Vloeibare kristallen reageren op endotoxine en kunnen bacteriële infecties dus letterlijk aan het licht brengen. Als diagnostische test is het voorlopig niet bruikbaar maar dat komt vanzelf, zo schrijven Nicholas Abbott en collega’s (University of Wisconsin-Madison) op de website van Science.

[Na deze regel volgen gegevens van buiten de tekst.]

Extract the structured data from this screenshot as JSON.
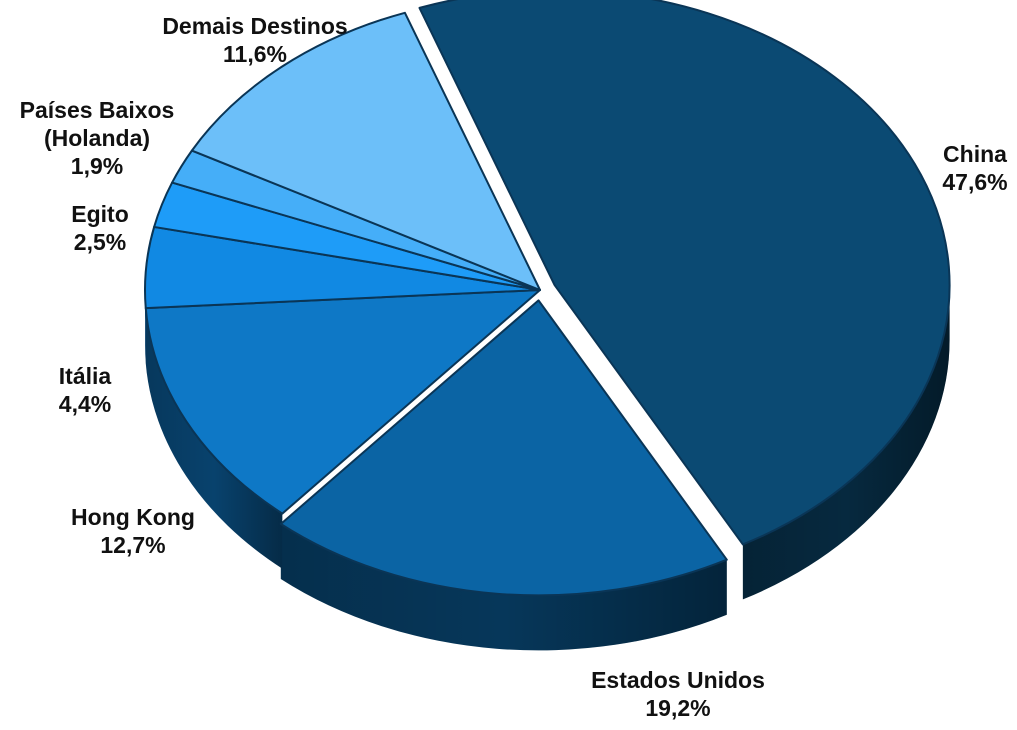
{
  "chart_data": {
    "type": "pie",
    "style": "3d-exploded",
    "slices": [
      {
        "name": "China",
        "value": 47.6,
        "label": "China",
        "pct_label": "47,6%",
        "color": "#0b4a73"
      },
      {
        "name": "Estados Unidos",
        "value": 19.2,
        "label": "Estados Unidos",
        "pct_label": "19,2%",
        "color": "#0b64a4"
      },
      {
        "name": "Hong Kong",
        "value": 12.7,
        "label": "Hong Kong",
        "pct_label": "12,7%",
        "color": "#0e78c6"
      },
      {
        "name": "Itália",
        "value": 4.4,
        "label": "Itália",
        "pct_label": "4,4%",
        "color": "#1189e3"
      },
      {
        "name": "Egito",
        "value": 2.5,
        "label": "Egito",
        "pct_label": "2,5%",
        "color": "#1e9cf8"
      },
      {
        "name": "Países Baixos (Holanda)",
        "value": 1.9,
        "label": "Países Baixos\n(Holanda)",
        "pct_label": "1,9%",
        "color": "#45aef8"
      },
      {
        "name": "Demais Destinos",
        "value": 11.6,
        "label": "Demais Destinos",
        "pct_label": "11,6%",
        "color": "#6cbff9"
      }
    ]
  }
}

Endotoxine is een combinatie van lipiden en polysacchariden, die voorkomt op het celmembraan van E.coli en andere Gram-negatieve bacteriën. Deze stof wordt beschouwd als de belangrijkste indicator voor infecties, met name door immuunsystemen maar ook door keuringsinstanties van de overheid. Die laatsten gebruiken tot nu toe bloedserum van degenkrabben om endotoxine aan te tonen; dat serum damt namelijk infecties in door te stollen.

 

Abboott heeft nu ontdekt dat de ordening van het oppervlak van microdruppeltjes van een nematisch vloeibaar kristal (4’-pentyl-4-cyanobifenyl, om precies te zijn) verandert bij contact met endotoxine. Hierdoor gaat de lichtbreking van het druppeltje er anders uitzien, wat je onder een lichtmicroscoop duidelijk kunt zien.

 

Verdere proeven hebben uitgewezen dat het endotoxine zich nestelt in defecten in het kristalrooster. Volgens Abbott is het heel erg verrassend dat dit met een endotoxinestructuur zo gemakkelijk blijkt te gaan. Als er al andere moleculen zijn die ook zo mooi in de defecten passen, dan moeten die nog gevonden worden.

 

Dankzij dit mechanisme is de gevoeligheid van de detectiemethode 10.000 tot 100.000 keer gevoeliger dan het geval zou zijn wanneer endotoxine op het oppervlak bleef zitten. In water kun je een picogram endotoxine per milliliter nog aantonen. Daarmee is de gevoeligheid vergelijkbaar met die van degenkrabbenbloed. Dat wil zeggen voor de analist, voor de degenkrab die tot nu toe dat bloed moet doneren is het juist een stuk minder gevoelig.

 

De volgende uitdaging is om hier een praktisch bruikbare sensor van te maken.